Mr Dodds suggested Mr Coveney, when speaking about representing the interests of Irish citizens North and South, was causing damage.

“What he is doing is causing real damage to Anglo-Irish relations,” he said. “Real damage to the institutions set up under the Belfast Agreement and St Andrews Agreement. And he has got to realise the way forward is through good cooperation, but that he can’t impose what is a solution for the Irish Republic on the rest of us and damage the economic relationship between Northern Ireland and our biggest markets.”

Mr Dodds believes the economy would suffer through proposals advanced by Mr Coveney “and quite frankly that will not happen”.

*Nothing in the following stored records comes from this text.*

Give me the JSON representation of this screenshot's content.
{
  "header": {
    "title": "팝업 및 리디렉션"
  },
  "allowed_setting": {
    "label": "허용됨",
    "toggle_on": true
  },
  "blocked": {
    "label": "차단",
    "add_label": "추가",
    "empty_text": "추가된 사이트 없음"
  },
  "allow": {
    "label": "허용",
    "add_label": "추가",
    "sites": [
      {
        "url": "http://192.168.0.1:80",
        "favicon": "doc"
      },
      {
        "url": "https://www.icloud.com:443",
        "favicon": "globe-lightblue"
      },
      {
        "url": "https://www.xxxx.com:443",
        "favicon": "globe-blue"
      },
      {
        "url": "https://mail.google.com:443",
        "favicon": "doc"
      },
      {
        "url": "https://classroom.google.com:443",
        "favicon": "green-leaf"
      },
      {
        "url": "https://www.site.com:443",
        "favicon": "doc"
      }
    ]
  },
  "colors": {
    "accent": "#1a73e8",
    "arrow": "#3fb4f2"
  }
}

On Thursday, DUP MP Sammy Wilson said any attempt to “placate Dublin and the EU” could mean a withdrawal of DUP support for the Tory government at Westminster.

“The DUP doesn’t need to issue any threats whatsoever, because we’re very, very clear that the government understands that anything that would results in the political undermining of the union, the economic undermining of Northern Ireland’s economy, anything involving convergence or regulations that would gradually divorce our economy from the United Kingdom and move us closer to having to follow the rules of Europe we wouldn’t go with that and neither would the government,” said Mr Dodds.

Speaking to the DUP’s Lagan Valley Association on Saturday evening, party leader Arlene Foster said she wants a “sensible Brexit” that works for the whole of the UK.

She said this means continuation of the Common Travel Area, meeting financial obligations, valuing the contribution that EU migrants make to the economy and society and support for “a new Border policy that is strong but practical”.

Ms Foster believes a sensible Brexit will involve a comprehensive trade and customs agreement between the UK and EU, but what is “not sensible is proposing isolating Northern Ireland from its largest market”.